Guest post by David Murray, program chairman, Strategic Video Awards
Neil Young Rocks Online Music With New High Resolution Audio
The “Godfather of Grunge” wants to clean up the sound of your music downloads. Neil Young, the legendary rock guitarist whose career has spanned over 45 years, is cranking out patents and inventions like a modern-day Ben Franklin. He recently converted his 1959 Lincoln Continental into an electrical hybrid car, and now he’s trying to revolutionize digital audio and video for the Internet. He is trademarking a revolutionary new high-definition (HD) audio format that he hopes will replace the popular MP3 music file format. He has also submitted patent requests for a corresponding HD audio and video player for his new music file format, plus a cloud-based online music store.
Rolling Stone reports that Neil Young’s new digital audio format will be called Studio Quality Sound (SQS), and will make your online music sound every bit as crisp and clear as it sounds in the recording studio. While this suite of online audio and video products is still in the trademark application phase, we know some of the products involved have names like “21st Century Record Player,” “Storage Shed,” and “Thanks for Listening.”
Digital Audio Quality Clearer Than MP3
The MP3 music file format has seen some cool innovations in recent years, like the ability to convert video to MP3 audio files. Still, an MP3 is a compressed file wherein CODECs are used to eliminate much of the sound file’s data. While this makes the file easier to download, some audio quality is lost in the trade-off.
On a statement on his website, Young says, “2012 will be the year that record companies release High Resolution Audio…Since the advent of the CD, listeners have been deprived of the full experience of listening. With the introduction of MP3s via online music services, listeners were further deprived.”
Neil Young Worked With Steve Jobs On A Music Player
The late Steve Jobs shared Young’s passion for high-resolution audio, and apparently the two had been working together to bring this technology to a future iPod model. Young has been quoted at D: Dive Into Media conference saying, “Steve Jobs was a pioneer of digital music, but when he went home, he listened to vinyl. And you’ve gotta believe that if he’d lived long enough, he would eventually have done what I’m trying to do.”
When former Apple CEO, Jobs, passed in October 2011, the collaboration between the two ended. Young may be after more than just improved audio quality since included in the trademark application is a mention of “online and retail store services” and “high-resolution music downloadable from the Internet.”

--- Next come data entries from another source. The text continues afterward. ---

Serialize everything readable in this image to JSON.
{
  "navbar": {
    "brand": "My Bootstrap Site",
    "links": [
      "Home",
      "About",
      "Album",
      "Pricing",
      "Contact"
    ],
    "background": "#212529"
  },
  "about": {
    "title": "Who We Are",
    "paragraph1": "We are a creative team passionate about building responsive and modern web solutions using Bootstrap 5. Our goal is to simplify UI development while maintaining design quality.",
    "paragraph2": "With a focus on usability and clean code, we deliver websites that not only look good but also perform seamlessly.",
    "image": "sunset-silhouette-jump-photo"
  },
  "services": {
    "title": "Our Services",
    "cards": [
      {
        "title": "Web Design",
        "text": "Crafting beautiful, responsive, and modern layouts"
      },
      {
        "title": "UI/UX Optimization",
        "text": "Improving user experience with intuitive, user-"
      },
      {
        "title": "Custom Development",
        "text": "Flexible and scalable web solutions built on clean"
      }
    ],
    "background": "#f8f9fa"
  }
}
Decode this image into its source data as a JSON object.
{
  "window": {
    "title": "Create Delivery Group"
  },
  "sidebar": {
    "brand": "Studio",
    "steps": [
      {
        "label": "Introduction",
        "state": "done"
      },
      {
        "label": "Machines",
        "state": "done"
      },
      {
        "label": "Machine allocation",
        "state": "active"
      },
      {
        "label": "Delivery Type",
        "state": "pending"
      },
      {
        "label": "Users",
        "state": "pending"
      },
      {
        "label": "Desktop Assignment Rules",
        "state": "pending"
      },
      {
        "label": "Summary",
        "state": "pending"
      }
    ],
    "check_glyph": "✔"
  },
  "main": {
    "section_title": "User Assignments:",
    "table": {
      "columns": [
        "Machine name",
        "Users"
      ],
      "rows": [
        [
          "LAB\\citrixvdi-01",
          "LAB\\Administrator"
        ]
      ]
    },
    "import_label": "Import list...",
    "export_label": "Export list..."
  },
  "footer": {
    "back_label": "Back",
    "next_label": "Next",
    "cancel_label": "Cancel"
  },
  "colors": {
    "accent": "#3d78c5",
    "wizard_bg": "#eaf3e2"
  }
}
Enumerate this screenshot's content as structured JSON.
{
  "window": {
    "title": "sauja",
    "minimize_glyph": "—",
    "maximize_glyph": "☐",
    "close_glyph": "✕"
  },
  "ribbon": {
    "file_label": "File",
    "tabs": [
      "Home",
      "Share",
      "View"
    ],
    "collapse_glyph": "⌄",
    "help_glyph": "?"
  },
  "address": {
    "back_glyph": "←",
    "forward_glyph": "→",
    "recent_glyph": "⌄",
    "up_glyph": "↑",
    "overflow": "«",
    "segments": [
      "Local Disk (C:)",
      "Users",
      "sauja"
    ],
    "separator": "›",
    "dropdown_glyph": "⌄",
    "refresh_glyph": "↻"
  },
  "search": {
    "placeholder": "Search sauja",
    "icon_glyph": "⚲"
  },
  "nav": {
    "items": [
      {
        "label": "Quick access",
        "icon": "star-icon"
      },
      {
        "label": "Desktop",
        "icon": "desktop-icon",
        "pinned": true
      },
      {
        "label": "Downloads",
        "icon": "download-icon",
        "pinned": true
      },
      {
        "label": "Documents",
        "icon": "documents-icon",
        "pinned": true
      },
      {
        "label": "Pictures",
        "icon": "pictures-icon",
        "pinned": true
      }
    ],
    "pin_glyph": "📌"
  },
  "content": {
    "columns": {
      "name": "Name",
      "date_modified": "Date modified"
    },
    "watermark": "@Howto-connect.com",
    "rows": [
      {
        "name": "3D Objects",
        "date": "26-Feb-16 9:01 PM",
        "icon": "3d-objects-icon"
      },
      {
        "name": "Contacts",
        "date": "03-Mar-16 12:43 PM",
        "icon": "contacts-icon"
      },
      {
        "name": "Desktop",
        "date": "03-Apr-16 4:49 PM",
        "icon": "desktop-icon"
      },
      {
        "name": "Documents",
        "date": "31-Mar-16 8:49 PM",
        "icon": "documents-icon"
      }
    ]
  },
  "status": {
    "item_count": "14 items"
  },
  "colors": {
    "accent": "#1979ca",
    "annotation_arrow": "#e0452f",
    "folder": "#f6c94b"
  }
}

High Resolution Video Of Concerts
This trademark application also details features like “high-resolution discs featuring music and video” and “audio and video recording storage.” Clearly there will be a video component, and a corresponding online video player is specifically mentioned in the application. The “21st Century Record Player” might likely be equipped with a video screen, as iPods have conditioned today’s listeners to expect the ability to upload and play video files on a music device.
The filings indicate that Young’s proposed online music store would be primarily cloud- based. Live video recordings of concert performances might be one of the more novel features included in this suite of products. It’s been reported that album sales have dropped by half over the last ten years; concert ticket sales during this period have more than doubled. It is clear listeners have a growing interest in live music, and Neil Young’s online music project may deliver high-resolution concert footage tailored to satisfy this interest.
What Young’s audio and video plans are won’t be clear until the trademarks are registered and made public late this year. If his vision for high-resolution audio and video can be implemented and easily distributed, then digital music can “keep on rockin’ in the free world” with sound quality every bit as good as what the musicians and engineers hear in the recording studio.